50,000 Pirate Videotapes Seized in N.Y. Raid
May. 04, 1991
NEW YORK (AP) _ Fifty-thousand illegal copies of movies, including ''A Rage in Harlem,'' which hadn't yet been released in theaters, were seized in a raid on a video warehouse, a prosecutor said Friday.
The Motion Picture Association of America says it was the country's largest pirate video operation, Manhattan District Attorney Robert Morgenthau said. Nine people were arrested.
The videotapes confiscated Thursday from New York City Liquidators Inc. included illegal copies of ''Silence of the Lambs,'' ''Dances with Wolves,'' ''Home Alone,'' and ''New Jack City.'' There also were videocassettes of hard-core pornography, Morgenthau said.
In at least one case, bootleg copies were available days before the film was even released to theaters, police said. ''A Rage in Harlem,'' was scheduled for release in theaters Friday.
Mark Harrad, spokesman for the Motion Picture Association, said the early availability means movie industry employees are making legal copies available to pirates.
Harrad said illegal taping has been increasing and costs the movie industry hundreds of millions of dollars a year in lost ticket sales and lost videocassette sales and rentals. Most illegal taping goes on in New York, he said.
He said some video pirates smuggle camcorders into movie theaters and tape films right off the screen. These low-quality copies sell for $10 or $15 on street corners in New York and Washington and are less of a threat to the movie industry, he said.

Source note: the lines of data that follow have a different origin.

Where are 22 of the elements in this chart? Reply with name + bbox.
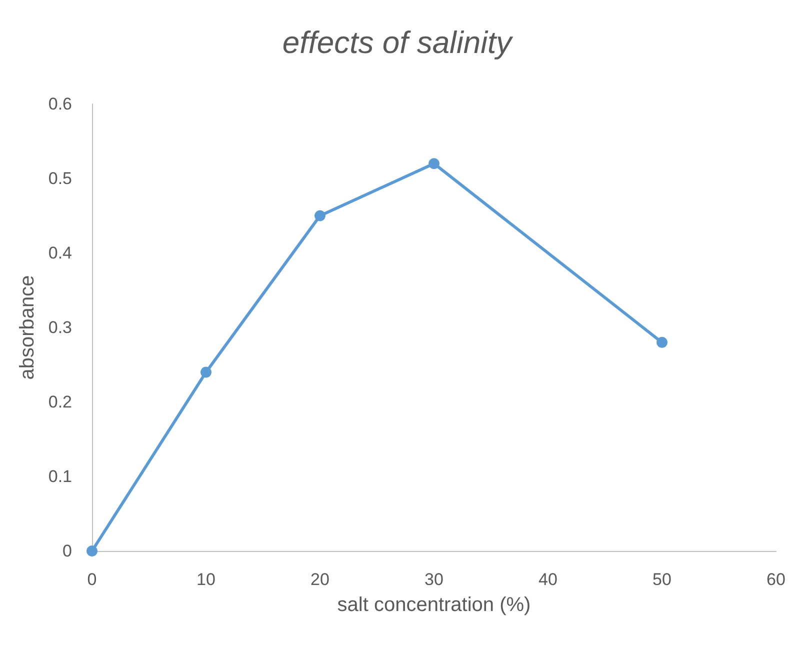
y-tick-label: 0.1 (48, 467, 72, 486)
x-tick-label: 10 (196, 570, 216, 589)
y-tick-label: 0.2 (48, 392, 72, 412)
y-tick-label: 0.4 (48, 244, 72, 262)
y-tick-label: 0 (62, 542, 72, 560)
point (86, 546, 98, 556)
y-tick-label: 0.6 (48, 94, 72, 114)
x-tick-label: 0 (87, 570, 97, 589)
point (656, 336, 668, 348)
y-axis-title: absorbance (16, 275, 38, 380)
x-tick-label: 60 (766, 570, 786, 589)
x-tick-label: 30 (424, 570, 444, 589)
point (428, 158, 440, 170)
chart-title: effects of salinity (282, 25, 514, 60)
x-tick-label: 20 (310, 570, 330, 589)
x-tick-label: 40 (538, 570, 558, 589)
point (200, 366, 212, 378)
x-tick-label: 50 (652, 570, 672, 589)
y-tick-label: 0.5 (48, 169, 72, 188)
y-tick-label: 0.3 (48, 318, 72, 337)
point (314, 210, 326, 222)
x-axis-title: salt concentration (%) (337, 594, 531, 616)
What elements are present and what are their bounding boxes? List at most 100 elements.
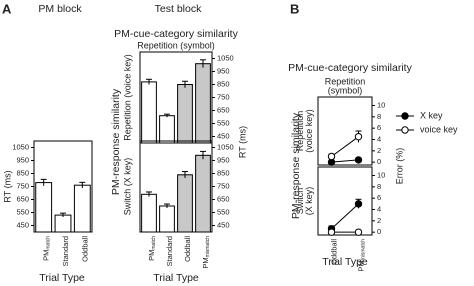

Authorities began investigating New York City Liquidators Inc. about a month ago after a Penthouse magazine official brought in a pirated copy of ''Caligula,'' Morgenthau said.

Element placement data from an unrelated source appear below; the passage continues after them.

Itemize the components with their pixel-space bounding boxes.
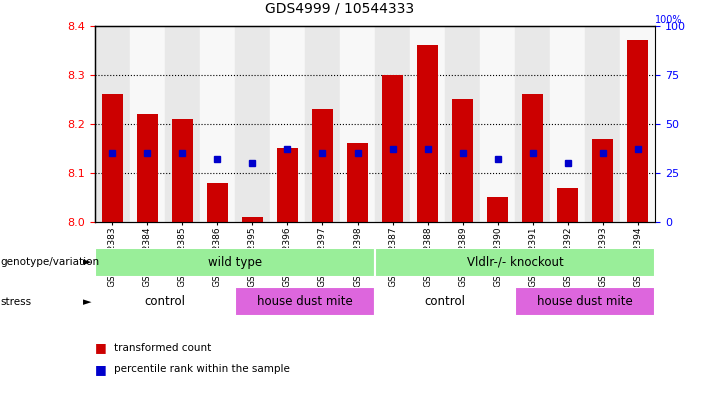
Bar: [305, 26, 340, 222]
Bar: [130, 26, 165, 222]
Text: house dust mite: house dust mite: [257, 295, 353, 308]
Bar: [165, 26, 200, 222]
Bar: [410, 26, 445, 222]
Text: wild type: wild type: [207, 256, 262, 269]
Bar: [235, 287, 375, 316]
Bar: [242, 217, 263, 222]
Bar: [95, 248, 375, 277]
Bar: [627, 40, 648, 222]
Text: Vldlr-/- knockout: Vldlr-/- knockout: [467, 256, 564, 269]
Text: GDS4999 / 10544333: GDS4999 / 10544333: [266, 2, 414, 16]
Bar: [172, 119, 193, 222]
Bar: [375, 248, 655, 277]
Bar: [445, 26, 480, 222]
Bar: [375, 287, 515, 316]
Bar: [277, 148, 298, 222]
Bar: [382, 75, 403, 222]
Bar: [137, 114, 158, 222]
Bar: [95, 287, 235, 316]
Bar: [522, 94, 543, 222]
Text: transformed count: transformed count: [114, 343, 212, 353]
Bar: [312, 109, 333, 222]
Bar: [515, 26, 550, 222]
Bar: [620, 26, 655, 222]
Text: house dust mite: house dust mite: [538, 295, 633, 308]
Bar: [207, 183, 228, 222]
Text: ►: ►: [83, 257, 91, 267]
Text: ■: ■: [95, 363, 107, 376]
Text: control: control: [425, 295, 465, 308]
Text: control: control: [144, 295, 185, 308]
Text: stress: stress: [1, 297, 32, 307]
Bar: [557, 187, 578, 222]
Bar: [375, 26, 410, 222]
Text: percentile rank within the sample: percentile rank within the sample: [114, 364, 290, 375]
Bar: [200, 26, 235, 222]
Text: genotype/variation: genotype/variation: [1, 257, 100, 267]
Bar: [487, 197, 508, 222]
Bar: [550, 26, 585, 222]
Bar: [585, 26, 620, 222]
Bar: [515, 287, 655, 316]
Bar: [270, 26, 305, 222]
Bar: [347, 143, 368, 222]
Bar: [417, 45, 438, 222]
Text: ■: ■: [95, 341, 107, 354]
Bar: [592, 139, 613, 222]
Text: 100%: 100%: [655, 15, 683, 24]
Bar: [235, 26, 270, 222]
Text: ►: ►: [83, 297, 91, 307]
Bar: [95, 26, 130, 222]
Bar: [340, 26, 375, 222]
Bar: [452, 99, 473, 222]
Bar: [102, 94, 123, 222]
Bar: [480, 26, 515, 222]
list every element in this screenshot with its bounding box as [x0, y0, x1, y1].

The movie can be bought legally only through Penthouse.
Detectives on Thursday also seized about 50 videocassette recorders, film cassettes, and other electronic equipment, said Morgenthau. About $15,000 was taken from New York City Liquidators, a warehouse, he said.
Police found $375,000 - in coat pockets, in boxes and on shelves - at the home of Norman Brill, who allegedly was part of the New York City Liquidators operation, Morgenthau said.
''The way the money was spread around the house it was a fire hazard,'' the prosecutor said.
Morgenthau alleges Brill, 53, sold wholesale and retail and shipped tapes by United Parcel Service. He said investigators believe Brill made millions of dollars in the past two years through illegal videotapes.
Brill and the eight other men arrested were charged with advertisement or sale of unauthorized recordings.
Their prosecution would be the first under a state law enacted last November that makes videotape piracy punishable by up to four years in prison.